The most fundamental field keyword is is. Use it to specify the SQL type of the column. The value can be a single SQL type name or a comma separated list of things to include in the SQL column definition.

You may use any type your database engine understands. But, some values are special because they are convereted to appropriate synonymns for all database engines:

  type        what it becomes
---------------------------------------------
  varchar     a string type
  int4        a moderately large integer
  datetime    a full time and date

In addition to the types which are converted for each database, two other values have special effects:

primary_key - marks this field as the primary key (or part of it)
auto        - indicates that the field should be auto-incremented

Most tables have meaningless, sequentially assigned, integer keys. To get one of those say:

field id { is int4, primary_key, auto; }

Many fields hold strings, to get one say:

field name { is varchar; }

Note that you may want to add other field statements in the block other than is.

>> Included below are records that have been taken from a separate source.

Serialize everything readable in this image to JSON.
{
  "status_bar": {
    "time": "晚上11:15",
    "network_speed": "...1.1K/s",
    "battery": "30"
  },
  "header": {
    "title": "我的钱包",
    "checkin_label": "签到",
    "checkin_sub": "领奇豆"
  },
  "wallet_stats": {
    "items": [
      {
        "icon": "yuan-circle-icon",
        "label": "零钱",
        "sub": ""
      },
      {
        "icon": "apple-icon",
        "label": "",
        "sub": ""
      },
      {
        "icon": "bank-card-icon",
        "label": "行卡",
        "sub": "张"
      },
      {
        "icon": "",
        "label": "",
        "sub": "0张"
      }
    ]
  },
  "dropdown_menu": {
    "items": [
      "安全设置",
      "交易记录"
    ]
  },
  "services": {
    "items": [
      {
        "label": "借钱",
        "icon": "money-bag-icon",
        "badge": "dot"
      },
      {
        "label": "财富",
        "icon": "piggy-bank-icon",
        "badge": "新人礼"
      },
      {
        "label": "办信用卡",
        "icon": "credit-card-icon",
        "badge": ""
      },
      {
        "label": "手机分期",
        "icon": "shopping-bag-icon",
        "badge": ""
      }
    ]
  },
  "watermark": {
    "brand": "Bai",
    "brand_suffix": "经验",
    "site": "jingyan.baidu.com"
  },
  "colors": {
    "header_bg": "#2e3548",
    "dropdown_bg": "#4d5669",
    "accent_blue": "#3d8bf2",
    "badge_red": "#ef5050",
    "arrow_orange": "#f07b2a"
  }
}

You may augment the type with anything your database understands in a column declaration. Some of those things have their own keywords, for instance, on_delete and on_update allow you to easily specify cascading behavior when employing foreign keys.

You could say something like:

field state {
    is varchar, `DEFAULT 'KS'`;

EXAMPLE

To see an example, build:

bigtop -c example.bigtop all

Change to the newly created Kids directory and look in Kids/docs/schema.sqlite for the result of is statements.